REPUBLIKA.CO.ID, HARARE -- Sebuah helikopter menggiring ribuan impala ke dalam kandang. Sebuah derek mengangkat gajah-gajah yang terbalik dibius ke dalam trailer. Gerombolan penjaga membawa hewan lain ke dalam kandang logam dan konvoi truk memulai perjalanan sekitar 700 kilometer untuk membawa hewan ke rumah baru.
Zimbabwe telah mulai memindahkan lebih dari 2.500 hewan liar dari cagar alam selatan ke tempat lain di utara negara itu. Perpindahan ini dilakukan untuk menyelamatkan mereka dari kekeringan, karena kerusakan akibat perubahan iklim menggantikan perburuan liar sebagai ancaman terbesar bagi satwa liar.
Sekitar 400 gajah, 2.000 impala, 70 jerapah, 50 kerbau, 50 wildebeest, 50 zebra, 50 eland, 10 singa, dan 10 anjing liar. Semua hewan tersebut dipindahkan dari Konservasi Save Valley Zimbabwe ke tiga konservasi di utara, Sapi , Matusadonha dan Chizarira.

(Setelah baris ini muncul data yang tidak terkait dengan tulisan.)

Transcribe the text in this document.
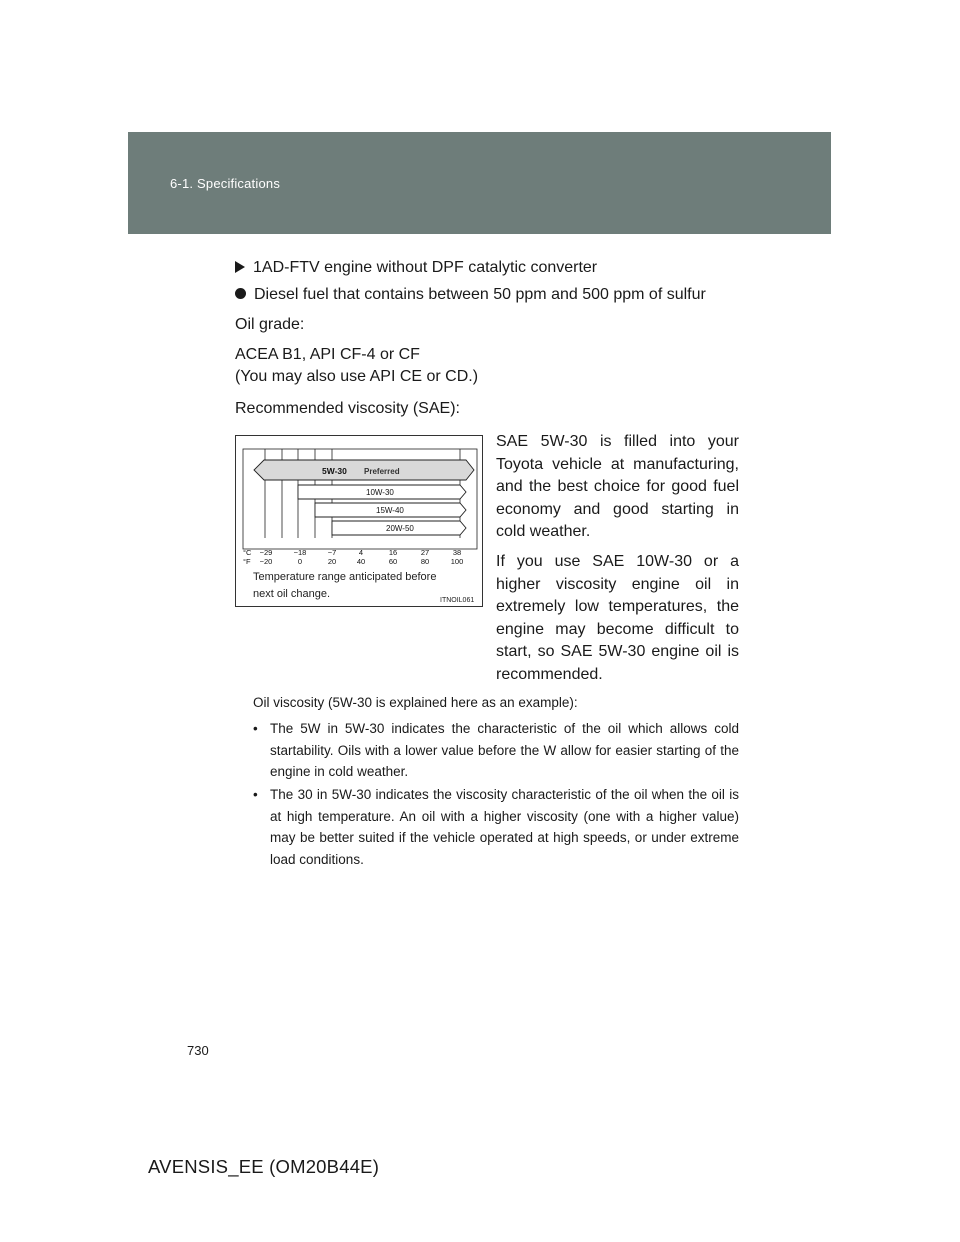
6-1. Specifications
1AD-FTV engine without DPF catalytic converter
Diesel fuel that contains between 50 ppm and 500 ppm of sulfur
Oil grade:
ACEA B1, API CF-4 or CF
(You may also use API CE or CD.)
Recommended viscosity (SAE):
5W-30 Preferred
10W-30
15W-40
20W-50
°C
°F
−29	−18	−7	4	16	27	38
−20	0	20	40	60	80	100
Temperature range anticipated before
next oil change.
ITNOIL061
SAE 5W-30 is filled into your Toyota vehicle at manufacturing, and the best choice for good fuel economy and good starting in cold weather.
If you use SAE 10W-30 or a higher viscosity engine oil in extremely low temperatures, the engine may become difficult to start, so SAE 5W-30 engine oil is recommended.
Oil viscosity (5W-30 is explained here as an example):
• The 5W in 5W-30 indicates the characteristic of the oil which allows cold startability. Oils with a lower value before the W allow for easier starting of the engine in cold weather.
• The 30 in 5W-30 indicates the viscosity characteristic of the oil when the oil is at high temperature. An oil with a higher viscosity (one with a higher value) may be better suited if the vehicle operated at high speeds, or under extreme load conditions.
730
AVENSIS_EE (OM20B44E)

Peristiwa ini menjadi penangkapan dan translokasi hewan hidup terbesar di Afrika bagian selatan. Operasi bernama "Project Rewild Zambezi" ini memindahkan hewan-hewan tersebut ke suatu daerah di lembah Sungai Zambezi untuk membangun kembali populasi satwa liar di sana.
Perpindahan ini adalah pertama kalinya dalam 60 tahun Zimbabwe memulai gerakan internal massal satwa liar. Antara tahun 1958 hingga 1964, ketika Rhodesia dikuasai minoritas kulit putih, lebih dari 5.000 hewan dipindahkan dalam "Operation Noah".
Operasi itu menyelamatkan satwa liar dari naiknya air yang disebabkan oleh pembangunan bendungan hidro-listrik besar di Sungai Zambezi. Pembangunan ini akhirnya menciptakan salah satu danau buatan manusia terbesar di dunia, Danau Kariba.
Juru bicara Otoritas Pengelolaan Taman Nasional dan Margasatwa Zimbabwe Tinashe Farawo menyatakan, kali ini kekurangan air yang membuat satwa liar perlu dipindahkan karena habitat menjadi kering karena kekeringan yang berkepanjangan. Badan tersebut mengeluarkan izin agar hewan bisa dipindahkan untuk mencegah bencana.
"Kami melakukan ini untuk mengurangi tekanan. Selama bertahun-tahun kami telah memerangi perburuan dan saat kami memenangkan perang itu, perubahan iklim telah muncul sebagai ancaman terbesar bagi satwa liar kami, ”kata Farawo.
"Taman kami menjadi kelebihan penduduk dan hanya ada sedikit air atau makanan. Hewan-hewan itu akhirnya merusak habitat mereka sendiri, mereka menjadi bahaya bagi diri mereka sendiri dan mereka merambah pemukiman manusia tetangga untuk makanan yang mengakibatkan konflik yang tak henti-hentinya," katanya.